Logan v. Zimmerman Brush Co.

*443Justice Powell, with whom Justice Rehnquist joins,

concurring in the judgment.

As the challenged statute now has been amended, this is a case of little importance except to the litigants. The action commenced with an isolated example of bureaucratic oversight that resulted in the denial even of a hearing on appellant’s claim of discrimination. One would have expected this sort of negligence by the State to toll the statutory period within which a hearing must be held. The Supreme Court of Illinois, however, read the statutory terms as mandatory and jurisdictional.

The issue presented, at least for me, is too simple and straightforward to justify broad pronouncements on the law of procedural due process or of equal protection. I am particularly concerned by the potential implications of the Court’s expansive due process analysis. In my view this is a case that should be decided narrowly on its unusual facts.*

The decision of the Illinois Supreme Court effectively created two classes of claimants: those whose claims were, and those whose claims were not, processed within the prescribed 120 days by the Illinois Fair Employment Practices Commission. Under this classification, claimants with identical claims, despite equal diligence in presenting them, would be treated differently, depending on whether the Commission itself neglected to convene a hearing within the prescribed time. The question is whether this unusual classification is rationally related to a state interest that would justify it.

*444The State no doubt has an interest in the timely disposition of claims.

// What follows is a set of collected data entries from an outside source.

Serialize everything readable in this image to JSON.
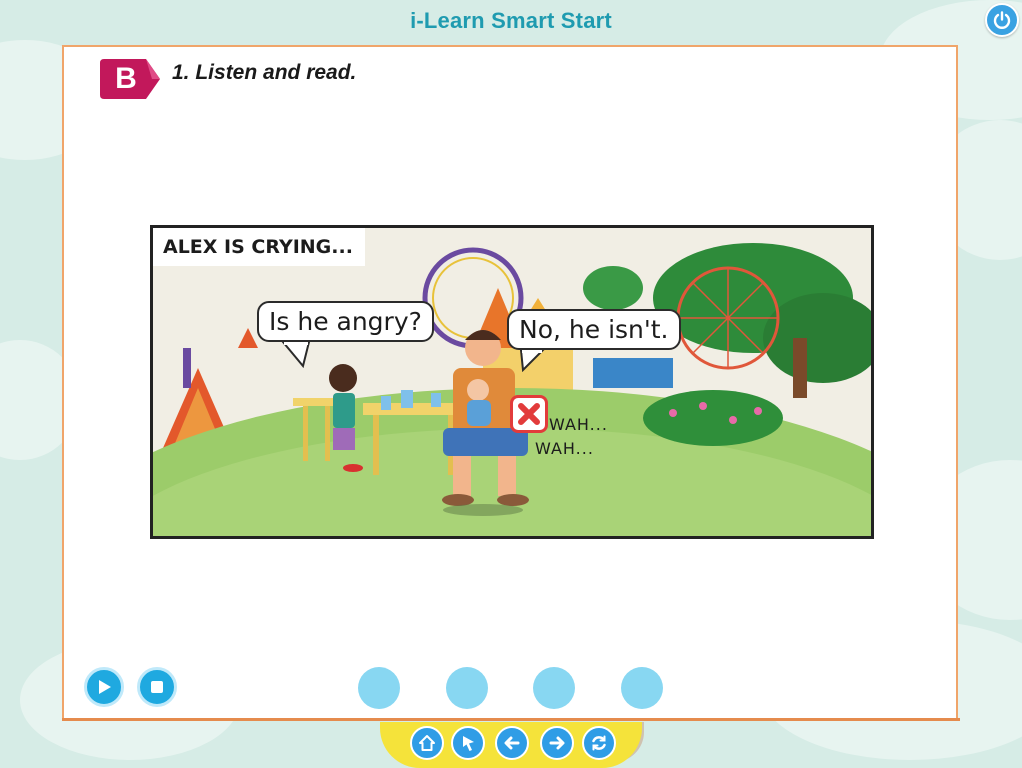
{
  "app": {
    "title": "i-Learn Smart Start"
  },
  "activity": {
    "section_letter": "B",
    "instruction": "1. Listen and read."
  },
  "comic": {
    "caption": "ALEX IS CRYING...",
    "bubble_left": "Is he angry?",
    "bubble_right": "No, he isn't.",
    "sound_line1": "WAH...",
    "sound_line2": "WAH..."
  },
  "icons": {
    "power": "power-icon",
    "play": "play-icon",
    "stop": "stop-icon",
    "home": "home-icon",
    "pointer": "cursor-icon",
    "back": "arrow-left-icon",
    "next": "arrow-right-icon",
    "reset": "refresh-icon",
    "wrong": "cross-icon"
  },
  "colors": {
    "accent": "#1f9bb0",
    "badge": "#c2185b",
    "panel_border": "#f0a56a",
    "nav_tray": "#f5e33a",
    "button_blue": "#2f9de6"
  }
}
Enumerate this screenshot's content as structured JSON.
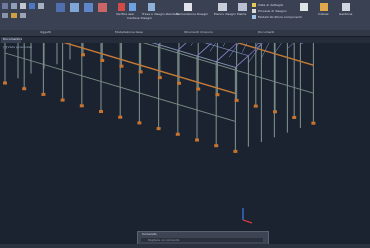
{
  "ribbon": {
    "groups": [
      "Oggetti",
      "Modellazione base",
      "Strumenti di lavoro",
      "Documenti"
    ],
    "labels": [
      "Verifica assi",
      "Cantiere Disegni",
      "Trave a disegni standard",
      "Numerazione Disegni",
      "Elenco disegni",
      "Piante",
      "Vista di dettaglio",
      "Processi di disegno",
      "Modelli struttura componenti",
      "Iniziale",
      "Gestione"
    ]
  },
  "document_tab": {
    "label": "Documento1"
  },
  "viewport": {
    "title": "[-][Vista personale]"
  },
  "command_line": {
    "label": "Comando:",
    "placeholder": "Digitare un comando"
  },
  "colors": {
    "background": "#1b2331",
    "ribbon": "#3a4152",
    "steel_columns": "#7a8c86",
    "longitudinal_beams": "#c47a35",
    "roof_trusses": "#6e5fa8",
    "ucs_z": "#3a6dd8",
    "ucs_x": "#d13a3a"
  }
}
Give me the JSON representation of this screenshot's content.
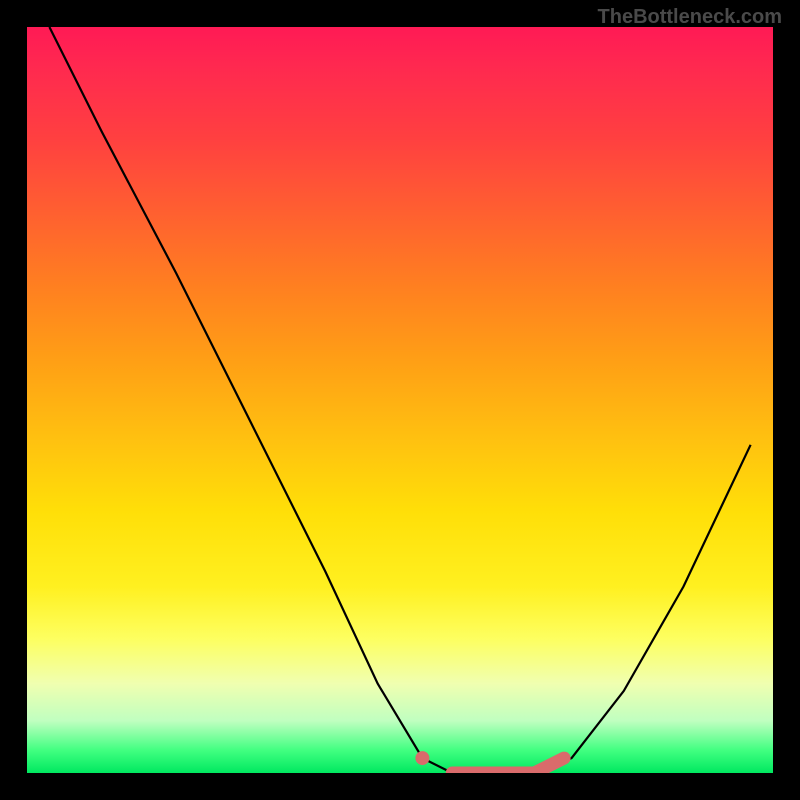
{
  "watermark": "TheBottleneck.com",
  "chart_data": {
    "type": "line",
    "title": "",
    "xlabel": "",
    "ylabel": "",
    "xlim": [
      0,
      100
    ],
    "ylim": [
      0,
      100
    ],
    "series": [
      {
        "name": "bottleneck-curve",
        "x": [
          3,
          10,
          20,
          30,
          40,
          47,
          53,
          57,
          62,
          68,
          73,
          80,
          88,
          97
        ],
        "values": [
          100,
          86,
          67,
          47,
          27,
          12,
          2,
          0,
          0,
          0,
          2,
          11,
          25,
          44
        ]
      }
    ],
    "highlight": {
      "name": "optimal-range",
      "x": [
        53,
        57,
        62,
        68,
        72
      ],
      "values": [
        2,
        0,
        0,
        0,
        2
      ],
      "color": "#d96b6b"
    },
    "gradient_colors": {
      "top": "#ff1a55",
      "mid": "#ffdf08",
      "bottom": "#00e860"
    }
  }
}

But the challenged classification failed to promote that end — or indeed any other — in a rational way. As claimants possessed no power to convene hearings, it is unfair and irrational to punish them for the Commission’s failure to do so. The State also has asserted goals of redressing valid claims of discrimination and of protecting employers from frivolous lawsuits. Yet the challenged classification, which bore no relationship to the merits of the underlying charges, is arbitrary and irrational when measured against either purpose.

This Court has held repeatedly that state-created classifications must bear a rational relationship to legitimate governmental objectives. See, e. g., Schweiker v. Wilson, 450 U. S. 221, 230 (1981); Lindsey v. Normet, 405 U. S. 56 (1972). Although I do not join Justice Blackmun’s separate opinion, I agree that the challenged statute, as construed and applied in this case, failed to comport with this minimal standard. I am concerned by the broad sweep of the Court’s opinion, but I do join its judgment.

It is necessary for this Court to decide cases during almost every Term on due process and equal protection grounds. Our opinions in these areas often are criticized, with justice, as lacking consistency and clarity. Because these issues arise in varied settings, and opinions are written by each of nine Justices, consistency of language is an ideal unlikely to be achieved. Yet I suppose we would all agree — at least in theory — that unnecessarily broad statements of doctrine frequently do more to confuse than to clarify our jurisprudence. I have not always adhered to this counsel of restraint in my own opinion writing, and therefore imply no criticism of others. But it does seem to me that this is a case that requires a minimum of exposition.